The black box indicates the home’s footprint, while the red outline signifies the property’s boundaries. A Flood Factor score is analyzed based on the depth of likelihood flooding will reach any point of the black box, or the home’s footprint.
It’s important to note that water reaching this boundary doesn't necessarily equate to water entering the home. How quickly the water reaches the building, how long it stays, and the building’s foundation type have a lot to do with the actual damage the home may experience.
For the majority of homes in the US, the elevation of the first floor of living space in a home corresponds to its footprint, but this varies from home to home. Homes with basements may experience more flooding at lower depths, while raised homes may be better protected from higher depths of flooding. Because the First Street Foundation Flood Model looks at risk to the building footprint, not the first floor elevation, elevated homes may still have high Flood Factors, and homes with basements may still have low Flood Factors.

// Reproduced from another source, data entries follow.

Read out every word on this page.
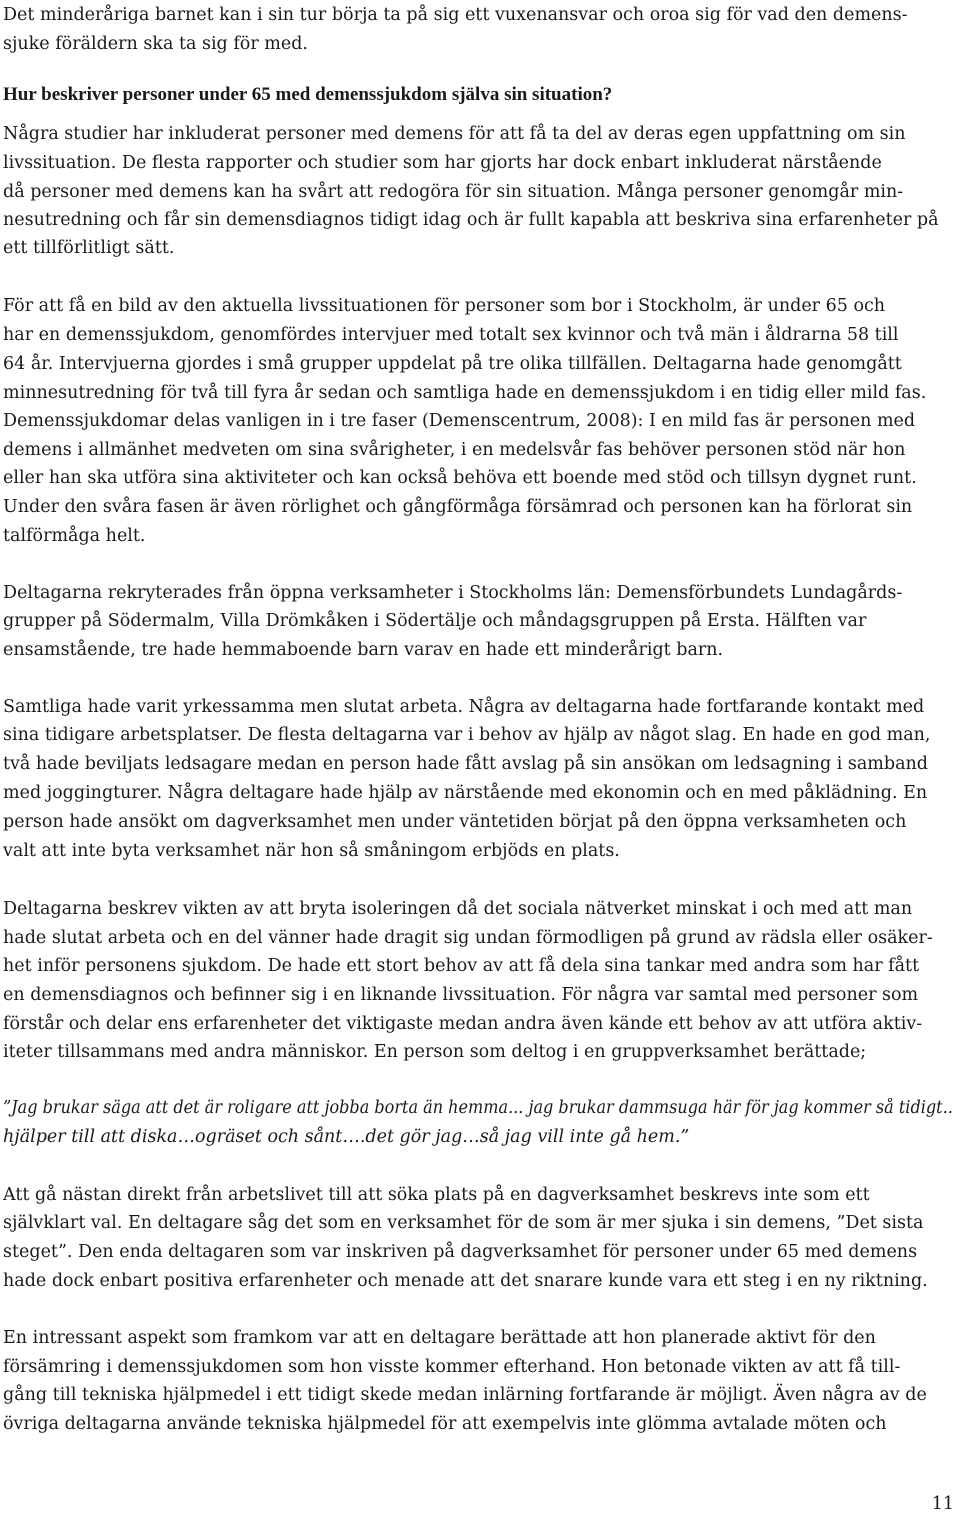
Det minderåriga barnet kan i sin tur börja ta på sig ett vuxenansvar och oroa sig för vad den demens-
sjuke föräldern ska ta sig för med.
Hur beskriver personer under 65 med demenssjukdom själva sin situation?
Några studier har inkluderat personer med demens för att få ta del av deras egen uppfattning om sin
livssituation. De flesta rapporter och studier som har gjorts har dock enbart inkluderat närstående
då personer med demens kan ha svårt att redogöra för sin situation. Många personer genomgår min-
nesutredning och får sin demensdiagnos tidigt idag och är fullt kapabla att beskriva sina erfarenheter på
ett tillförlitligt sätt.
För att få en bild av den aktuella livssituationen för personer som bor i Stockholm, är under 65 och
har en demenssjukdom, genomfördes intervjuer med totalt sex kvinnor och två män i åldrarna 58 till
64 år. Intervjuerna gjordes i små grupper uppdelat på tre olika tillfällen. Deltagarna hade genomgått
minnesutredning för två till fyra år sedan och samtliga hade en demenssjukdom i en tidig eller mild fas.
Demenssjukdomar delas vanligen in i tre faser (Demenscentrum, 2008): I en mild fas är personen med
demens i allmänhet medveten om sina svårigheter, i en medelsvår fas behöver personen stöd när hon
eller han ska utföra sina aktiviteter och kan också behöva ett boende med stöd och tillsyn dygnet runt.
Under den svåra fasen är även rörlighet och gångförmåga försämrad och personen kan ha förlorat sin
talförmåga helt.
Deltagarna rekryterades från öppna verksamheter i Stockholms län: Demensförbundets Lundagårds-
grupper på Södermalm, Villa Drömkåken i Södertälje och måndagsgruppen på Ersta. Hälften var
ensamstående, tre hade hemmaboende barn varav en hade ett minderårigt barn.
Samtliga hade varit yrkessamma men slutat arbeta. Några av deltagarna hade fortfarande kontakt med
sina tidigare arbetsplatser. De flesta deltagarna var i behov av hjälp av något slag. En hade en god man,
två hade beviljats ledsagare medan en person hade fått avslag på sin ansökan om ledsagning i samband
med joggingturer. Några deltagare hade hjälp av närstående med ekonomin och en med påklädning. En
person hade ansökt om dagverksamhet men under väntetiden börjat på den öppna verksamheten och
valt att inte byta verksamhet när hon så småningom erbjöds en plats.
Deltagarna beskrev vikten av att bryta isoleringen då det sociala nätverket minskat i och med att man
hade slutat arbeta och en del vänner hade dragit sig undan förmodligen på grund av rädsla eller osäker-
het inför personens sjukdom. De hade ett stort behov av att få dela sina tankar med andra som har fått
en demensdiagnos och befinner sig i en liknande livssituation. För några var samtal med personer som
förstår och delar ens erfarenheter det viktigaste medan andra även kände ett behov av att utföra aktiv-
iteter tillsammans med andra människor. En person som deltog i en gruppverksamhet berättade;
”Jag brukar säga att det är roligare att jobba borta än hemma... jag brukar dammsuga här för jag kommer så tidigt..
hjälper till att diska…ogräset och sånt….det gör jag…så jag vill inte gå hem.”
Att gå nästan direkt från arbetslivet till att söka plats på en dagverksamhet beskrevs inte som ett
självklart val. En deltagare såg det som en verksamhet för de som är mer sjuka i sin demens, ”Det sista
steget”. Den enda deltagaren som var inskriven på dagverksamhet för personer under 65 med demens
hade dock enbart positiva erfarenheter och menade att det snarare kunde vara ett steg i en ny riktning.
En intressant aspekt som framkom var att en deltagare berättade att hon planerade aktivt för den
försämring i demenssjukdomen som hon visste kommer efterhand. Hon betonade vikten av att få till-
gång till tekniska hjälpmedel i ett tidigt skede medan inlärning fortfarande är möjligt. Även några av de
övriga deltagarna använde tekniska hjälpmedel för att exempelvis inte glömma avtalade möten och
11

Homes with basements may experience more flooding at lower depths, while raised homes may be better protected from higher depths of flooding.
The changing environment
Flood Factor also takes into account how flood risks are likely to change over time with sea level rise and atmospheric changes over the next 30 years, which means even a property that hasn’t flooded in the recent past could still face flood risk in the future.
As the atmosphere warms, there is more evaporation and more water available for rain, which contributes to changing weather patterns and flood risks. Extreme rain events are increasing in duration, intensity, and frequency, which causes more urban and flash floods, and more flooding from overflowing rivers and streams.
Properties that have not experienced flooding previously, may flood over the next 30 years due to the changing climate.
A warmer atmosphere also means warmer oceans. Higher ocean surface temperatures fuel hurricanes and offshore storms with more water and power, so these systems reach further inland and further north, are more intense, and last longer.
Even a property located high atop a hill could have a relatively high Flood Factor if it’s in an area where heavy rain events are expected to become worse, and more frequent, over the next three decades.